No Brasil, existem 4 (quatro) espécies de ações para controle concentrado de constitucionalidade, a saber:
- Ação Direta de Inconstitucionalidade (ADI);
- Ação Direta de Inconstitucionalidade por Omissão (ADO);
- Ação Declaratória de Constitucionalidade (ADC); e,
- Ação de Descumprimento de Preceitos Fundamentais (ADPF).
Neste artigo, trataremos especificamente sobre as características principais da ADC.
Resumo para a SEFAZ GO: ADC
Em resumo, a Ação Declaratória de Constitucionalidade (ADC), conforme o nome sugere, visa declarar a constitucionalidade da norma, resolvendo incertezas decorrentes de divergências interpretativas.
Resumo para a SEFAZ GO: objeto da ADC
Dentre os principais aspectos exigidos pelas bancas examinadoras de concursos públicos, merece destaque o objeto da ação.

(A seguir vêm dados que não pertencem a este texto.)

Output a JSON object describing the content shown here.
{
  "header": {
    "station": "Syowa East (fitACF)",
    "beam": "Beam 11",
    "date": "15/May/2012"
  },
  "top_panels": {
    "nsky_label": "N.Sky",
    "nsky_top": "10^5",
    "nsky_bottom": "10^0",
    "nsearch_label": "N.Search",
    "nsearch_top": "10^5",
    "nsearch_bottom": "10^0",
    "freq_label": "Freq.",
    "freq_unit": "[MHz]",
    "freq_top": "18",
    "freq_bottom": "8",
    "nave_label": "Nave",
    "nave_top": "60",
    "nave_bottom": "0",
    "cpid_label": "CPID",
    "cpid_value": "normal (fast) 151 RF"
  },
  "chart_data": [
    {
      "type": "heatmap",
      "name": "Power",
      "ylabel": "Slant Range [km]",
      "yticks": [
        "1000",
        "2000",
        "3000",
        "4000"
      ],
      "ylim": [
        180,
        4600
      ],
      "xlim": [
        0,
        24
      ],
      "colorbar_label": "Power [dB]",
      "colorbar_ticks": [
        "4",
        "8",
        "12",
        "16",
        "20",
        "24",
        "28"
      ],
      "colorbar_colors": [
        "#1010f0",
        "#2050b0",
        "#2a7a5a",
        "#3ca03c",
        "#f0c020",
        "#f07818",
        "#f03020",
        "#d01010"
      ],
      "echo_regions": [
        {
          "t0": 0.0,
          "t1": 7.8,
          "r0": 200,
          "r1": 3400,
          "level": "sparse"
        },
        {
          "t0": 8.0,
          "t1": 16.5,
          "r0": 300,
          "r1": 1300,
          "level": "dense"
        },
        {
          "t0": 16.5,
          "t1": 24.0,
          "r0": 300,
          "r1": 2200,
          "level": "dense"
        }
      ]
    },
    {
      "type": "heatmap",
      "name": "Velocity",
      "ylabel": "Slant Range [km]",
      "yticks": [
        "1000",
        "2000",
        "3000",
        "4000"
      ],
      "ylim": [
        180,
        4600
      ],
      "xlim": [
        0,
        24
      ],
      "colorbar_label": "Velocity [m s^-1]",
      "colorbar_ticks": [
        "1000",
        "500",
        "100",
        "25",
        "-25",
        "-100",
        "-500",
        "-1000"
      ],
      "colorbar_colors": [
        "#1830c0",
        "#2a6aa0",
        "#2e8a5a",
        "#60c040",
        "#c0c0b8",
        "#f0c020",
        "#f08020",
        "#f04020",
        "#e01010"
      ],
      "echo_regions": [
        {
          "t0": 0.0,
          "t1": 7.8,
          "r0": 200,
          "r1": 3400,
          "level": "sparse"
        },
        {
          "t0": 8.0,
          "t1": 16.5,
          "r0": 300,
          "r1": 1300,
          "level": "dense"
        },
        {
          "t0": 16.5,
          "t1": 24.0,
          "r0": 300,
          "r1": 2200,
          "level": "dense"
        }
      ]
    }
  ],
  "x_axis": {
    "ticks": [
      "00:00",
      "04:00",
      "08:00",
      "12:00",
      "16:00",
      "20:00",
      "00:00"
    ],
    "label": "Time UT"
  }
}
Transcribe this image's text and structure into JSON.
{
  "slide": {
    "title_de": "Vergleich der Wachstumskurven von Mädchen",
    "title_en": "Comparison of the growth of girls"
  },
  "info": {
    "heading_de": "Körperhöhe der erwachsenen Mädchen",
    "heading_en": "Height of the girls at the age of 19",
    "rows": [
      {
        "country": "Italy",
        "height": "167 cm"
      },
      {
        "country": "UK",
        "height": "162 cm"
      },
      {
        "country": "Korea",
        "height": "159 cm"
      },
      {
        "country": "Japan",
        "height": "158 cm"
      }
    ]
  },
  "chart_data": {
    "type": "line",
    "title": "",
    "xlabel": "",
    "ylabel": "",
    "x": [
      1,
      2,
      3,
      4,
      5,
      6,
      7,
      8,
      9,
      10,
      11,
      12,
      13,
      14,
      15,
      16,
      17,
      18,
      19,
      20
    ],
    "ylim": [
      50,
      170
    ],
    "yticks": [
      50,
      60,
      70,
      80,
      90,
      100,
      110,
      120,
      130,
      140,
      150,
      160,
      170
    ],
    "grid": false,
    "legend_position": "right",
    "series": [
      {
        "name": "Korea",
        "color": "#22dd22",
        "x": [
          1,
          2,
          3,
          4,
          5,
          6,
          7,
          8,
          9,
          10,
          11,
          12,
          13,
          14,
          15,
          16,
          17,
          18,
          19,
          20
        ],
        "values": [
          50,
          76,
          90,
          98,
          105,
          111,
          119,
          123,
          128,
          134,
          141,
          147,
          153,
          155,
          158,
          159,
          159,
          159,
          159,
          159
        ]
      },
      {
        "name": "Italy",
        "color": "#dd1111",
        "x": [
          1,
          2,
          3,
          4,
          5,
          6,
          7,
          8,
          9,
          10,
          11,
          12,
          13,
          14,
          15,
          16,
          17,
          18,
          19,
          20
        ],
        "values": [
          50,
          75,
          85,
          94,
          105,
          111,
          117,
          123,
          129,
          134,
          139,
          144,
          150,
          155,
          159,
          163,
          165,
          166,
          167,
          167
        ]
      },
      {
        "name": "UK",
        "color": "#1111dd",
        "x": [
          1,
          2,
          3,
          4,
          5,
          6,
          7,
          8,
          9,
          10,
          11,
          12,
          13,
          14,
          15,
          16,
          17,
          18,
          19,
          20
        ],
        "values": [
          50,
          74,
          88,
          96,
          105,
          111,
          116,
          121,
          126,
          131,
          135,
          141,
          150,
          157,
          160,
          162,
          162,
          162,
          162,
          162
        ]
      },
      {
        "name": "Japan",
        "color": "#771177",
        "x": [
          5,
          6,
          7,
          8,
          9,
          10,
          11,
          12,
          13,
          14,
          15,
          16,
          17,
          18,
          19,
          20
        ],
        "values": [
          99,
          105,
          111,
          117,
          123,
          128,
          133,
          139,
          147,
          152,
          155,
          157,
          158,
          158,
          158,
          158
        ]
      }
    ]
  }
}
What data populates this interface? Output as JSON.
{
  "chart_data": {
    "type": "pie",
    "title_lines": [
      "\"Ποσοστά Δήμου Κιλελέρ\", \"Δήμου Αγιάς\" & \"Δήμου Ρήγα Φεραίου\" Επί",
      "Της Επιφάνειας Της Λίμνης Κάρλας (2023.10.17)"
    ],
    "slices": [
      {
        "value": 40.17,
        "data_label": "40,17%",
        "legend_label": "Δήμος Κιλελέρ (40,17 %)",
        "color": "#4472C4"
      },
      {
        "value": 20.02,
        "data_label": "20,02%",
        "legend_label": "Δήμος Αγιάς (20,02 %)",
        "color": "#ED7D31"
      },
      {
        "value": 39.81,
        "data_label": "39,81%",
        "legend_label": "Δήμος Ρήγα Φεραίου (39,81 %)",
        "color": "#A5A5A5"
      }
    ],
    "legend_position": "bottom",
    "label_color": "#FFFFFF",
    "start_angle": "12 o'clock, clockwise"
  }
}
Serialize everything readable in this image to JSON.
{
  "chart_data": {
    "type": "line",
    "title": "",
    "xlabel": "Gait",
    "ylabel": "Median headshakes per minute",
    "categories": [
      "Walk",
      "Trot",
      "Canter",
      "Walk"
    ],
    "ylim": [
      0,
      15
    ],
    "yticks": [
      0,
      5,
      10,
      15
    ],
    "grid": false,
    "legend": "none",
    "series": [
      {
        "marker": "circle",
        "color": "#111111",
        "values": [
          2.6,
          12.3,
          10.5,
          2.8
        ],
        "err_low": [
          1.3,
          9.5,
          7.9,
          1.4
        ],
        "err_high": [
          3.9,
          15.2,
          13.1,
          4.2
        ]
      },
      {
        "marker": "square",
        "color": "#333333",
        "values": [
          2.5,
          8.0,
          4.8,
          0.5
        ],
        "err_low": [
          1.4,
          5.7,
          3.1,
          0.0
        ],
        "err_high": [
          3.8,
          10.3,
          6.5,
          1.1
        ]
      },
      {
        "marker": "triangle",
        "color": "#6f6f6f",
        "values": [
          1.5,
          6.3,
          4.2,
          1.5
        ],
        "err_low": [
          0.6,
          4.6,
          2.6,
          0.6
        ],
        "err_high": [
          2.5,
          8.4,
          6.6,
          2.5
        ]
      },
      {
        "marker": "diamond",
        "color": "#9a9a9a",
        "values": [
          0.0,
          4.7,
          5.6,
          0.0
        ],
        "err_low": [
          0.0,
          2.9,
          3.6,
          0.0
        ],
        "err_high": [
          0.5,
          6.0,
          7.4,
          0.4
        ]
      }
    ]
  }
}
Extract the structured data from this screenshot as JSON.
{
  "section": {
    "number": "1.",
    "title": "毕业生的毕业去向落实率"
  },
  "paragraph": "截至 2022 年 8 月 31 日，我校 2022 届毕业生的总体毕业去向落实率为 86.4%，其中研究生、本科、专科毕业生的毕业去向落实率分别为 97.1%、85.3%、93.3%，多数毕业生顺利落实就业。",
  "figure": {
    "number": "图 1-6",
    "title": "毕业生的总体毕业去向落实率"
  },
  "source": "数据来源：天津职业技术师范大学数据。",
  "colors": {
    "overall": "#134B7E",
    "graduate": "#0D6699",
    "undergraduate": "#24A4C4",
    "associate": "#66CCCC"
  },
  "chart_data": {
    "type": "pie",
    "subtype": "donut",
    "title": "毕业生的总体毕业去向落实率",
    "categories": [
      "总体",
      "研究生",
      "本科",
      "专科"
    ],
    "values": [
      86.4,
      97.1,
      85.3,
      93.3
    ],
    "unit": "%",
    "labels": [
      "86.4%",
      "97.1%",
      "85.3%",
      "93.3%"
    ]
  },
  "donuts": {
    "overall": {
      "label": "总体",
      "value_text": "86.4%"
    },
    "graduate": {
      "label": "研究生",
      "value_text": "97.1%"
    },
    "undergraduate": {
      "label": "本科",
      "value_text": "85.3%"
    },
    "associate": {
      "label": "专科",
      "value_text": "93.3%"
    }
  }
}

Conforme a CF/88, cabe ADC somente em relação a leis ou atos normativos federais.
Portanto, vejam que, diferentemente da ADI, na ADC não se admite análise de constitucionalidade, pelo STF, de lei ou ato normativo estadual.
Pessoal, percebam que a ADC objetiva, em regra, uniformizar entendimentos. Dessa forma, faria pouco sentido uniformizar entendimentos, em todo o país, de legislações estaduais que regulamentam situações locais específicas, concordam?
Porém, a depender das peculiaridades do caso concreto, quando necessário declarar a constitucionalidade de lei ou ato normativo estadual, pode ser cabível a ADPF, tida como ação constitucional subsidiária.
Resumo para a SEFAZ GO: legitimados ativos da ADC
Continuando, também precisamos conhecer o rol de legitimados para ingressar com a ADC junto ao STF, os quais, ressalte-se, também possuem legitimidade para intentar a ADI, a saber:
- Presidente da República;
- Mesa Diretora da Câmara dos Deputados e do Senado Federal;
- Procurador-Geral da República (PGR);
- Governador de Estado e do Distrito Federal;
- Mesa Diretora de Assembleia Legislativa e da Câmara Legislativa do DF;
- Conselho Federal da Ordem dos Advogados do Brasil (OAB);
- Confederação sindical e entidades de classe de âmbito nacional;
- Partido político com representação no Congresso Nacional.
Nesse contexto, vale ressaltar que alguns desses legitimados não possuem capacidade postulatória especial, ou seja, necessitam constituir advogado para ingressar com a ADC, sendo eles:
- Confederação sindical e entidades de classe de âmbito nacional;
- Partido político com representação no Congresso Nacional.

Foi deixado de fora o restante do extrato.